Celso, un écrivain italien  sexagénaire,  marié et père de famille,  reçoit un beau jour un message d’Elena, trente ans après leur folle  histoire d’amour.: une histoire d'amour u'il n'a jamais pu oublier 

Eléna lui  donne rendez-vous dans 12 jours.

Un temps à la fois long et court qui permettra et Celso emploie ce temps de  revisiter leur liaison et  les raisons de leur rupture à se raconter leur histoire et ses choix. 

Celso se remémore leur histoire, son inquiétude constante alors de ne pas être à la hauteur de sa beauté, la peur de la perdre, ses erreurs. 

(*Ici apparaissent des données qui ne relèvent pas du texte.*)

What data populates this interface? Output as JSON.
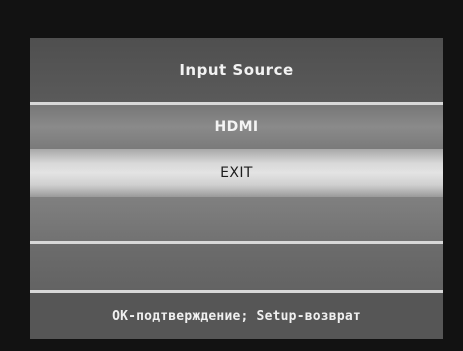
{
  "menu": {
    "title": "Input Source",
    "items": [
      {
        "label": "HDMI",
        "selected": false
      },
      {
        "label": "EXIT",
        "selected": true
      }
    ]
  },
  "footer": {
    "hint": "OK-подтверждение; Setup-возврат"
  },
  "colors": {
    "panel": "#5a5a5a",
    "highlight": "#e3e3e3",
    "divider": "#d8d8d8",
    "bezel": "#121212"
  }
}
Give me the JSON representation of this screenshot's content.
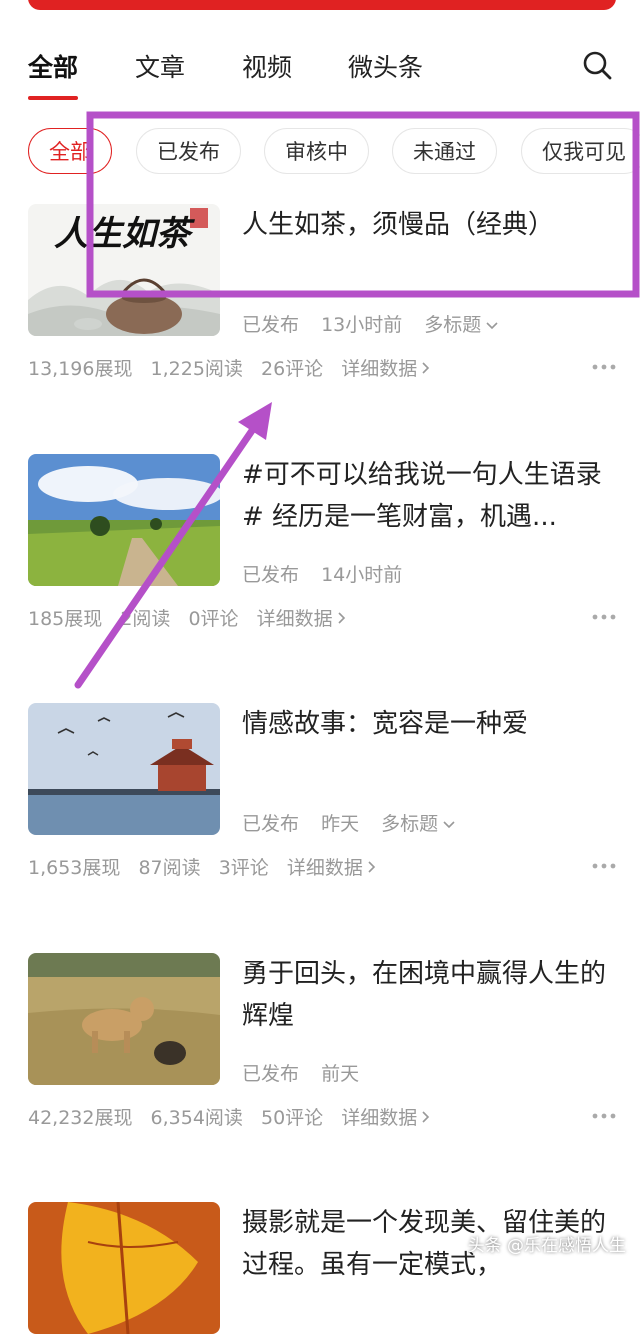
{
  "tabs": [
    "全部",
    "文章",
    "视频",
    "微头条"
  ],
  "filters": [
    "全部",
    "已发布",
    "审核中",
    "未通过",
    "仅我可见"
  ],
  "articles": [
    {
      "title": "人生如茶，须慢品（经典）",
      "thumb_text": "人生如茶",
      "status": "已发布",
      "time": "13小时前",
      "extra": "多标题",
      "views": "13,196展现",
      "reads": "1,225阅读",
      "comments": "26评论",
      "detail": "详细数据"
    },
    {
      "title": "#可不可以给我说一句人生语录# 经历是一笔财富，机遇...",
      "status": "已发布",
      "time": "14小时前",
      "extra": "",
      "views": "185展现",
      "reads": "2阅读",
      "comments": "0评论",
      "detail": "详细数据"
    },
    {
      "title": "情感故事：宽容是一种爱",
      "status": "已发布",
      "time": "昨天",
      "extra": "多标题",
      "views": "1,653展现",
      "reads": "87阅读",
      "comments": "3评论",
      "detail": "详细数据"
    },
    {
      "title": "勇于回头，在困境中赢得人生的辉煌",
      "status": "已发布",
      "time": "前天",
      "extra": "",
      "views": "42,232展现",
      "reads": "6,354阅读",
      "comments": "50评论",
      "detail": "详细数据"
    },
    {
      "title": "摄影就是一个发现美、留住美的过程。虽有一定模式，",
      "status": "",
      "time": "",
      "extra": "",
      "views": "",
      "reads": "",
      "comments": "",
      "detail": ""
    }
  ],
  "watermark": "头条 @乐在感悟人生",
  "colors": {
    "accent": "#e02222",
    "annotation": "#b550c8"
  },
  "icons": [
    "search-icon",
    "chevron-down-icon",
    "chevron-right-icon",
    "more-icon"
  ]
}
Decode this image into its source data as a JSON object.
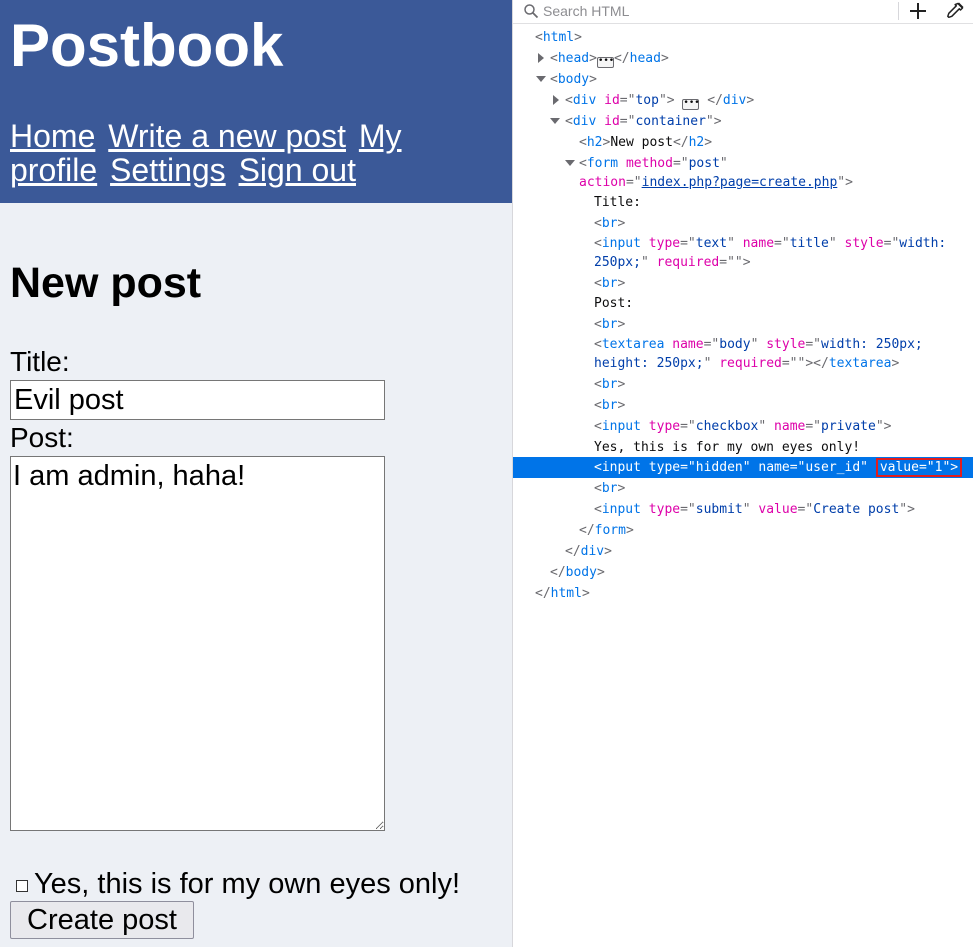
{
  "site": {
    "title": "Postbook",
    "nav": [
      "Home",
      "Write a new post",
      "My profile",
      "Settings",
      "Sign out"
    ]
  },
  "form": {
    "heading": "New post",
    "title_label": "Title:",
    "title_value": "Evil post",
    "post_label": "Post:",
    "body_value": "I am admin, haha!",
    "private_label": "Yes, this is for my own eyes only!",
    "private_checked": false,
    "submit_label": "Create post"
  },
  "devtools": {
    "search_placeholder": "Search HTML",
    "icons": {
      "search": "search-icon",
      "add": "add-node-icon",
      "picker": "eyedropper-icon"
    },
    "colors": {
      "selection": "#0074e8",
      "tag": "#0074e8",
      "attr_name": "#dd00a9",
      "attr_value": "#003eaa",
      "highlight_border": "#e11d1d"
    },
    "lines": {
      "html_open": "html",
      "head": "head",
      "body_open": "body",
      "div_top": {
        "tag": "div",
        "attr": "id",
        "val": "top"
      },
      "div_container": {
        "tag": "div",
        "attr": "id",
        "val": "container"
      },
      "h2": {
        "tag": "h2",
        "text": "New post"
      },
      "form_open": {
        "tag": "form",
        "a1": "method",
        "v1": "post",
        "a2": "action",
        "v2": "index.php?page=create.php"
      },
      "text_title": "Title:",
      "br": "br",
      "input_text": {
        "tag": "input",
        "a1": "type",
        "v1": "text",
        "a2": "name",
        "v2": "title",
        "a3": "style",
        "v3a": "width:",
        "v3b": "250px;",
        "a4": "required",
        "v4": ""
      },
      "text_post": "Post:",
      "textarea": {
        "tag": "textarea",
        "a1": "name",
        "v1": "body",
        "a2": "style",
        "v2a": "width: 250px;",
        "v2b": "height: 250px;",
        "a3": "required",
        "v3": ""
      },
      "input_checkbox": {
        "tag": "input",
        "a1": "type",
        "v1": "checkbox",
        "a2": "name",
        "v2": "private"
      },
      "text_private": "Yes, this is for my own eyes only!",
      "input_hidden": {
        "tag": "input",
        "a1": "type",
        "v1": "hidden",
        "a2": "name",
        "v2": "user_id",
        "a3": "value",
        "v3": "1"
      },
      "input_submit": {
        "tag": "input",
        "a1": "type",
        "v1": "submit",
        "a2": "value",
        "v2": "Create post"
      },
      "form_close": "form",
      "div_close": "div",
      "body_close": "body",
      "html_close": "html"
    }
  }
}
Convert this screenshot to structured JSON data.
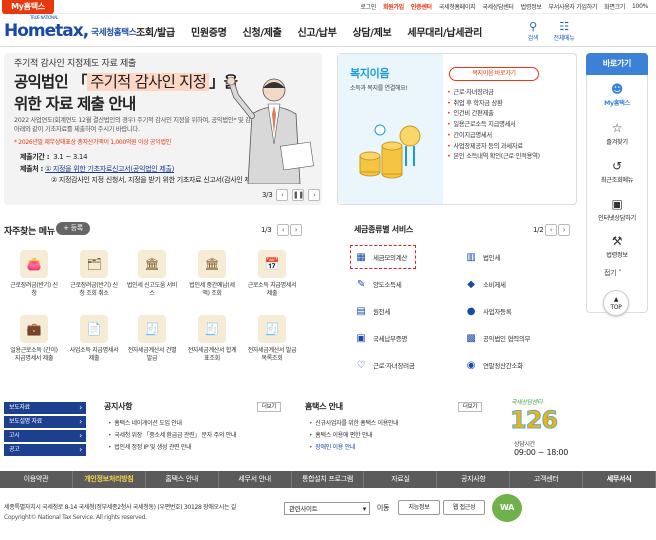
{
  "util": {
    "tab": "My홈택스",
    "links": [
      "로그인",
      "회원가입",
      "인증센터",
      "국세청홈페이지",
      "국세상담센터",
      "법령정보",
      "부서사용자 가입하기",
      "화면크기",
      "100%"
    ]
  },
  "header": {
    "logo_tag": "TRUE NATIONAL",
    "logo_main": "Hometax,",
    "logo_sub": "국세청홈택스",
    "gnb": [
      "조회/발급",
      "민원증명",
      "신청/제출",
      "신고/납부",
      "상담/제보",
      "세무대리/납세관리"
    ],
    "search": "검색",
    "all_menu": "전체메뉴"
  },
  "banner": {
    "sub": "주기적 감사인 지정제도 자료 제출",
    "title_a": "공익법인 「",
    "title_hl": "주기적 감사인 지정",
    "title_b": "」을",
    "title2": "위한 자료 제출 안내",
    "desc": "2022 사업연도(회계연도 12월 결산법인의 경우) 주기적 감사인 지정을 위하여, 공익법인* 및 감사인은 아래와 같이 기초자료를 제출하여 주시기 바랍니다.",
    "note": "* 2026년말 재무상태표상 총자산가액이 1,000억원 이상 공익법인",
    "period_label": "제출기간 :",
    "period": "3.1 ~ 3.14",
    "target_label": "제출처 :",
    "target1": "① 지정을 위한 기초자료신고서(공익법인 제출)",
    "target2": "② 지정감사인 지정 신청서, 지정을 받기 위한 기초자료 신고서(감사인 제출)",
    "pager": "3/3"
  },
  "welfare": {
    "title": "복지이음",
    "desc": "소득과 복지를 연결해요!",
    "button": "복지이음 바로가기",
    "items": [
      "근로·자녀장려금",
      "취업 후 학자금 상환",
      "인건비 간편제출",
      "일용근로소득 지급명세서",
      "간이지급명세서",
      "사업장제공자 등의 과세자료",
      "본인 소득내역 확인(근로·인적용역)"
    ]
  },
  "sidebar": {
    "head": "바로가기",
    "items": [
      "My홈택스",
      "즐겨찾기",
      "최근조회메뉴",
      "인터넷상담하기",
      "법령정보"
    ],
    "fold": "접기",
    "top": "TOP"
  },
  "freq": {
    "title": "자주찾는 메뉴",
    "btn": "+ 등록",
    "page": "1/3",
    "items": [
      {
        "label": "근로장려금(반기) 신청",
        "icon": "👛"
      },
      {
        "label": "근로장려금(반기) 신청 조회 취소",
        "icon": "🗂"
      },
      {
        "label": "법인세 신고도움 서비스",
        "icon": "🏛"
      },
      {
        "label": "법인세 중간예납(세액) 조회",
        "icon": "🏛"
      },
      {
        "label": "근로소득 지급명세서 제출",
        "icon": "📅"
      },
      {
        "label": "일용근로소득 (간이)지급명세서 제출",
        "icon": "💼"
      },
      {
        "label": "사업소득 지급명세서 제출",
        "icon": "📄"
      },
      {
        "label": "전자세금계산서 건별발급",
        "icon": "🧾"
      },
      {
        "label": "전자세금계산서 합계표조회",
        "icon": "🧾"
      },
      {
        "label": "전자세금계산서 발급목록조회",
        "icon": "🧾"
      }
    ]
  },
  "tax": {
    "title": "세금종류별 서비스",
    "page": "1/2",
    "items": [
      {
        "label": "세금모의계산",
        "icon": "▦"
      },
      {
        "label": "법인세",
        "icon": "▥"
      },
      {
        "label": "양도소득세",
        "icon": "✎"
      },
      {
        "label": "소비제세",
        "icon": "◆"
      },
      {
        "label": "원천세",
        "icon": "▤"
      },
      {
        "label": "사업자등록",
        "icon": "●"
      },
      {
        "label": "국세납부증명",
        "icon": "▣"
      },
      {
        "label": "공익법인 협력의무",
        "icon": "▩"
      },
      {
        "label": "근로·자녀장려금",
        "icon": "♡"
      },
      {
        "label": "연말정산간소화",
        "icon": "◉"
      }
    ]
  },
  "bottom_menu": [
    "보도자료",
    "보도설명 자료",
    "고시",
    "공고"
  ],
  "notice": {
    "title": "공지사항",
    "more": "더보기",
    "items": [
      "홈택스 네이게이션 도입 안내",
      "국세청 위장 「중소세 환급금 관련」 문자 주의 안내",
      "법인세 정정 IP 및 생성 관련 안내"
    ]
  },
  "guide": {
    "title": "홈택스 안내",
    "more": "더보기",
    "items": [
      "신규사업자를 위한 홈택스 이용안내",
      "홈택스 이용에 편한 안내",
      "장애인 이용 안내"
    ]
  },
  "call": {
    "label": "국세상담센터",
    "number": "126",
    "time_label": "상담시간",
    "time": "09:00 ~ 18:00"
  },
  "footnav": [
    "이용약관",
    "개인정보처리방침",
    "홈택스 안내",
    "세무서 안내",
    "통합설치 프로그램",
    "자료실",
    "공지사항",
    "고객센터",
    "세무서식"
  ],
  "footer": {
    "addr": "세종특별자치시 국세청로 8-14 국세청(정부세종2청사 국세청동) (우편번호) 30128  장애오시는 길",
    "copy": "Copyright© National Tax Service. All rights reserved.",
    "family": "관련사이트",
    "go": "이동",
    "wa1": "지능정보",
    "wa2": "웹 접근성",
    "wa_logo": "WA"
  }
}
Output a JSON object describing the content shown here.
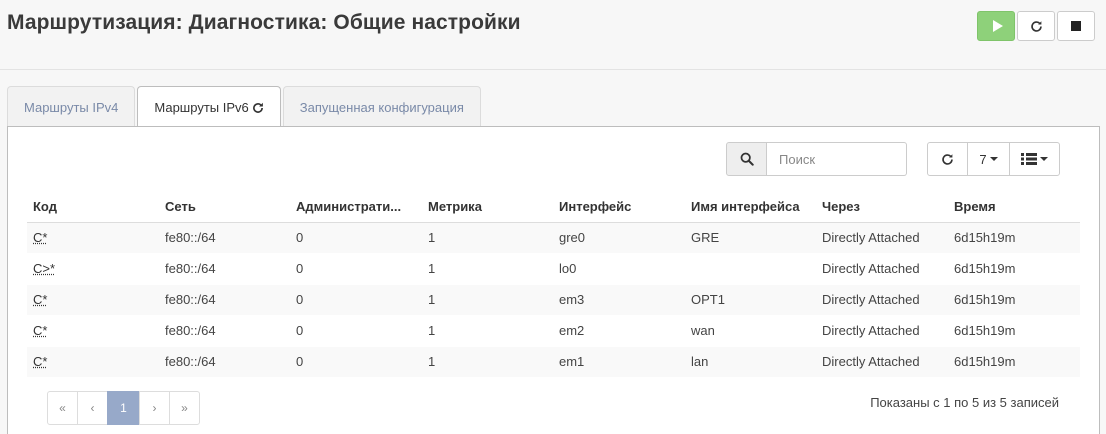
{
  "header": {
    "title": "Маршрутизация: Диагностика: Общие настройки",
    "buttons": [
      {
        "name": "play-icon"
      },
      {
        "name": "refresh-icon"
      },
      {
        "name": "stop-icon"
      }
    ]
  },
  "tabs": [
    {
      "label": "Маршруты IPv4",
      "active": false
    },
    {
      "label": "Маршруты IPv6",
      "active": true,
      "icon": "refresh-icon"
    },
    {
      "label": "Запущенная конфигурация",
      "active": false
    }
  ],
  "toolbar": {
    "search_placeholder": "Поиск",
    "rows_per_page": "7",
    "icons": [
      "search-icon",
      "refresh-icon",
      "columns-list-icon"
    ]
  },
  "table": {
    "columns": [
      "Код",
      "Сеть",
      "Администрати...",
      "Метрика",
      "Интерфейс",
      "Имя интерфейса",
      "Через",
      "Время"
    ],
    "rows": [
      [
        "C*",
        "fe80::/64",
        "0",
        "1",
        "gre0",
        "GRE",
        "Directly Attached",
        "6d15h19m"
      ],
      [
        "C>*",
        "fe80::/64",
        "0",
        "1",
        "lo0",
        "",
        "Directly Attached",
        "6d15h19m"
      ],
      [
        "C*",
        "fe80::/64",
        "0",
        "1",
        "em3",
        "OPT1",
        "Directly Attached",
        "6d15h19m"
      ],
      [
        "C*",
        "fe80::/64",
        "0",
        "1",
        "em2",
        "wan",
        "Directly Attached",
        "6d15h19m"
      ],
      [
        "C*",
        "fe80::/64",
        "0",
        "1",
        "em1",
        "lan",
        "Directly Attached",
        "6d15h19m"
      ]
    ]
  },
  "pagination": {
    "first": "«",
    "prev": "‹",
    "current": "1",
    "next": "›",
    "last": "»"
  },
  "footer": {
    "info": "Показаны с 1 по 5 из 5 записей"
  },
  "colors": {
    "play": "#8ed17a",
    "active_page": "#97a9c9",
    "tab_link": "#7a8aa8"
  }
}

Celso a tout sacagé et Elena s’est perdue avec d’autres hommes.

Sophie Simon raconte une histoire a priori banale d'affres des sentiments avec une tonalité tragi comique qui lui sied bien et un personnage central qui fait penser pas mal au Marcello Mastroianni dans La Dolce Vita de Federico Fellini.

La romancière française explore le passé et les pensées de son antihéros un homme un peu lâche qui dit ne rien comprendre aux sentiments et il est aussi agaçant que touchant, finalement.

Sophie Simon a tendance à écrire  dans chacun de ses romans des bandes son sur la vie de ses personnages et ici dans cette ambiance  à la romaine pas mal de standards de la grande chanson italienne nous reviennent en mémoire à commencer par celui qui donne le titre à son roman, reprise par Dalida dans les années 60/70.

 Sophie Simon sait très bien évoquer dans ce roman les affres de la passion et ce que la peur de perdre quelqu’un peut nous fait perdre tous nos moyens.

 Come prima », de Sophie Simon, Anne Carrière, 192 p., 18 €, numérique 13 €.